Recently I spent a week in New York City. We dined at some pretty fantastic spots, both high end and low, all were a delight. If you're planning a trip, I thought perhaps you could benefit from our experiences.
First up, the diner next to the hotel. Tired, still-packed and fresh off the plane, we were hungry and on California time. The Viand Cafe, which was the diner on the corner next door to our hotel (the Beacon at 75th & Broadway). Hot ravioli, chicken soup, home made cake. Simple food, decent wine. Cheap for NYC. Nothing special, but good hearty food that kept us from going to bed hungry.
Next day we were off to dinner with friends. They'd made reservations for us at a lovely spot,
Gramercy Tavern. I didn't write anything down during the meal, since I was on vacation, and our hosts had generously purchased a great bottle of wine, which I consumed a good deal of, so the memory here is sketchy. But I can certainly say that the entire tasting menu was oustanding. I found the ambience and the food here pretty much absolute perfection. The look of the restaurant itself is high-end rustic, white tablecloths, wood beams, I think there's a big fireplace and a large old-fashioned sort of bar. To me it felt a bit like Cibreo, in Florence, with much more traditional food offerings. All in all, a big hit with us both.
We were in town visiting our daughter, so we allowed her to select some of the places we visited. She took us to a little place called Vynl, a lovely little gimmick of a place that is all about music. Forty-five discs are everywhere on the walls, the menus are album covers, and the bathrooms are kitchy. They are each themed for a particular icon (Elvis, Cher, Dolly) and play the music of that icon when you enter. Cute. But this place isn't just about the cute, it's got great drinks, and good food. We had appetizers there, like nachos and fries, and something a bit less pedantic that I can't remember the name of, and washed it all down with some great refreshing Island-style cocktails. I would definitely say this is a fun place to hang out (we were in the Chelsea location, I think) and visit with friends to soak up local color.

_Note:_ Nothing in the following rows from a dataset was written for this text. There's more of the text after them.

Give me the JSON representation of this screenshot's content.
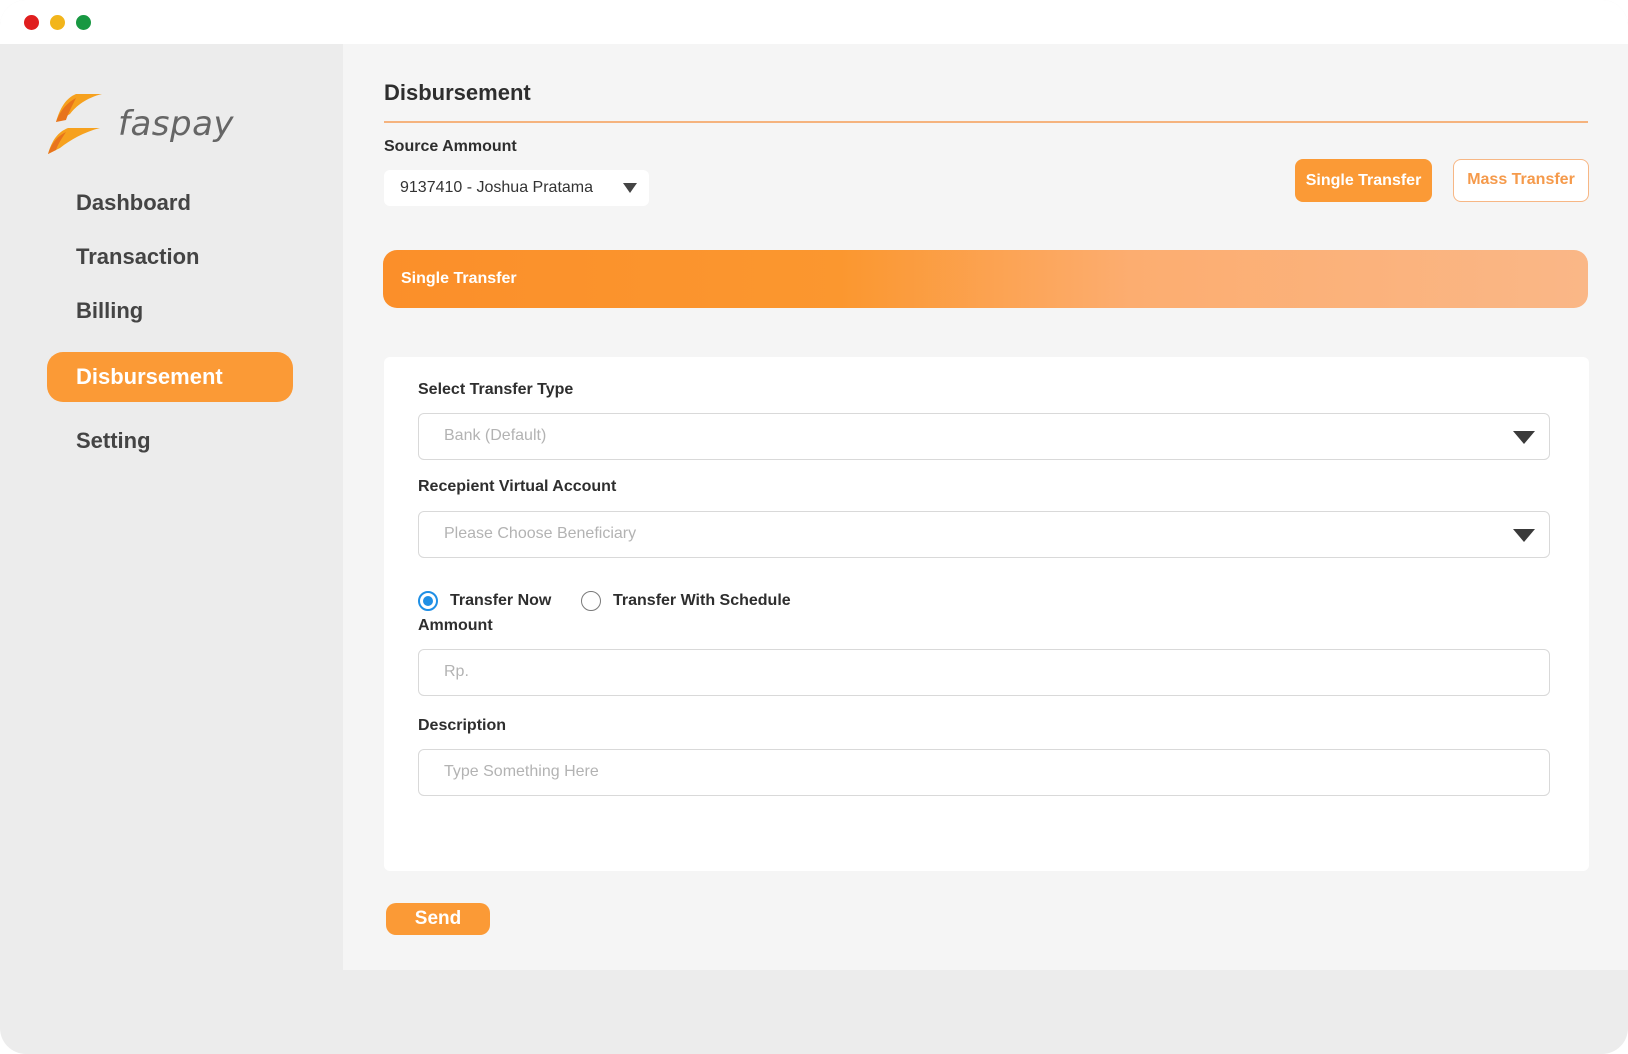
{
  "window": {
    "controls": [
      "close",
      "minimize",
      "zoom"
    ]
  },
  "brand": {
    "logo_text": "faspay",
    "colors": {
      "primary": "#fb9a36",
      "accent_dark": "#e8741c",
      "text": "#2e2e2e"
    }
  },
  "sidebar": {
    "items": [
      {
        "label": "Dashboard",
        "active": false
      },
      {
        "label": "Transaction",
        "active": false
      },
      {
        "label": "Billing",
        "active": false
      },
      {
        "label": "Disbursement",
        "active": true
      },
      {
        "label": "Setting",
        "active": false
      }
    ]
  },
  "header": {
    "title": "Disbursement",
    "source_label": "Source Ammount",
    "source_value": "9137410 - Joshua Pratama",
    "buttons": {
      "single": "Single Transfer",
      "mass": "Mass Transfer"
    }
  },
  "banner": {
    "title": "Single Transfer"
  },
  "form": {
    "transfer_type": {
      "label": "Select Transfer Type",
      "placeholder": "Bank (Default)"
    },
    "recipient": {
      "label": "Recepient Virtual Account",
      "placeholder": "Please Choose Beneficiary"
    },
    "timing": {
      "options": [
        "Transfer Now",
        "Transfer With Schedule"
      ],
      "selected": "Transfer Now"
    },
    "amount": {
      "label": "Ammount",
      "placeholder": "Rp."
    },
    "description": {
      "label": "Description",
      "placeholder": "Type Something Here"
    }
  },
  "actions": {
    "send_label": "Send"
  }
}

At one point in our visit, it was mid-day and we were running down the coldest street (yeah I know, who's idea was it to visit New York in December again?) in the world to check out our theater for a show the next night, and when our faces began to chip off, and my nose bounced off the sidewalk, I suggested we duck into this nice restaurant for a bite. When we hit the doorway, we realized we'd just walked into Sardi's. I'd thought of going to the Russian Tea Room for a bit of "history" on this trip, and immediately decided Sardi's would fit that bill perfectly. We went in, and were surprised at how quiet it was over lunch. Food was really very good, much better than we expected. But the atmosphere was priceless. Guys at the next table were actually talking about some show they wanted to produce about the murder of Brian Jones and how it destroyed the Rolling Stones. A musical called "Wild Horses." The "money guy" says, no no no. "I think we need to do a musical about Sadam Hussein. He's the most hated man in the world. It'll be a big hit" - so yeah, free show with this meal. But as for the food, though not the best I've had, it was well prepared and tasty. If you want to visit an icon, this might just be the place.

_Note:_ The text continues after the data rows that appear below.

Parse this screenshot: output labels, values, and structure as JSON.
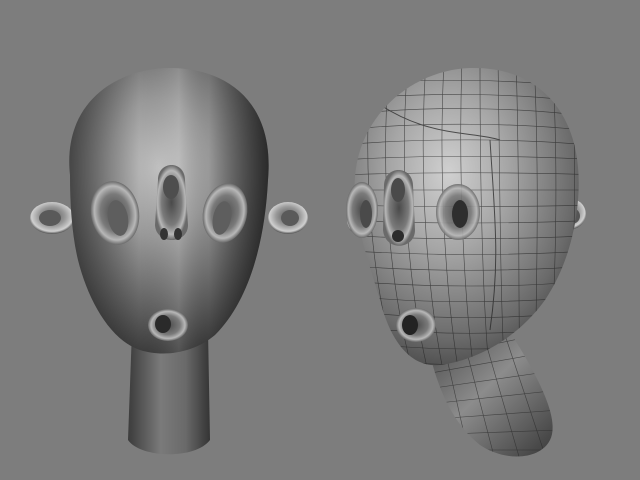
{
  "scene": {
    "background_color": "#7d7d7d",
    "panels": [
      {
        "id": "left",
        "model": "head-sculpt",
        "shading": "smooth"
      },
      {
        "id": "right",
        "model": "head-sculpt",
        "shading": "wireframe-over-smooth"
      }
    ]
  }
}
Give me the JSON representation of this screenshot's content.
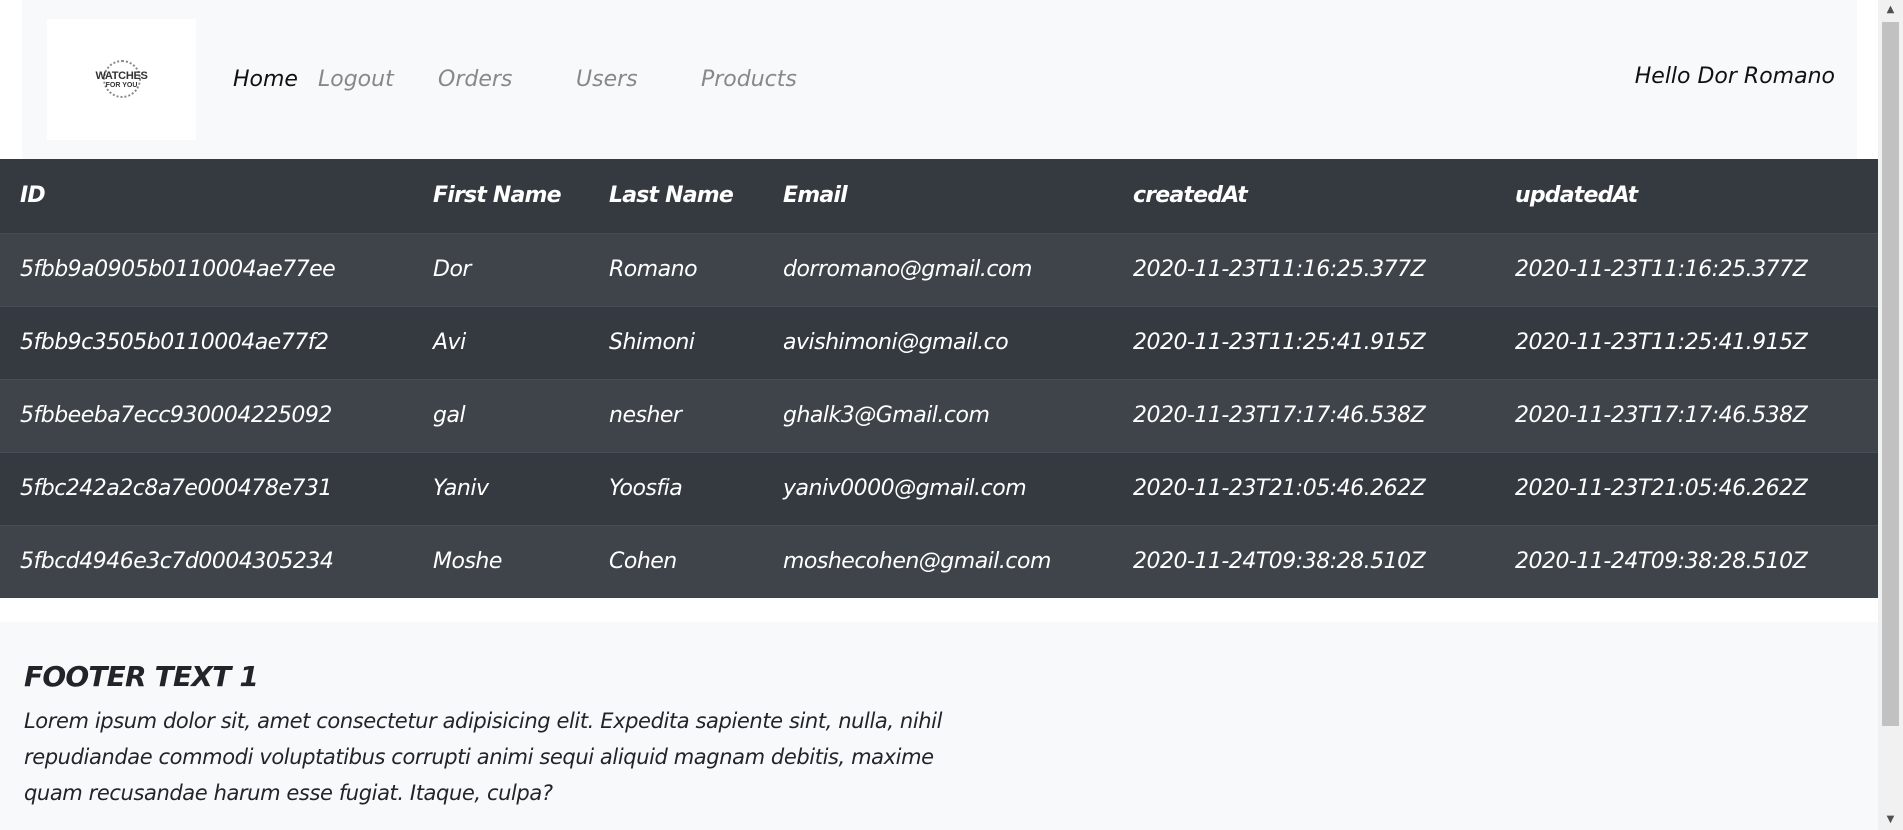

We spent a day shopping in Soho, and ate a late lunch at Bar 89 (pictured). We ate gallettes, which are a flatbread affair and were delicious. The drinks were the best I had anywhere in the City for the entire stay, and that is saying a lot. My favorite was the Velvet Mojito. I don't like mojitos generally, but this was a creature of a whole 'nuther breed. Lots o' liquor (it was a vacation after all) and the mint took a back seat to the fruit juices in the thing. This place is also very trendy, particularly in that the doors in the co-ed bathrooms upstairs are translucent. Just a big room of see through stalls. When one enters and closes the door, they slowly become opaque and a lighted "Occupied" sign illuminates the top of the door. We saw many a customer freak out before trying to use them. Cute, but a litle disturbing all at the same time. I highly recommend Bar 89 for a bit of real Soho flavor. As you can see, the ceiling is absolutely gorgeous.
Lastly, we dined at Joel Robuchon's L'Atelier in the Four Seasons. I waited until very late to make reservations, and had originally planned to do Le Bernardin, but had to "settle" for L'Atelier because they had no availability. Poor me. We took our daughter, who we were in NYC to visit, and she's not a practiced foodie, so it was a big occasion for her. She was a little intimidated by the menu at first, and not sure what to order. We walked her through it and she had an amazing time. It was a real highlight to see the look on her face when she tasted her first bite of the white truffle spaghetti. She also ordered the quail, and was brave enough to try many of the more edgy dishes that her father and I had ordered.
Every place was different, but in the Big Apple, adventure is key. We managed one or two other stops, but these were the highlights. It's a place with a great deal to offer, but any one of these places would be a delightful stop on anyone's itinerary.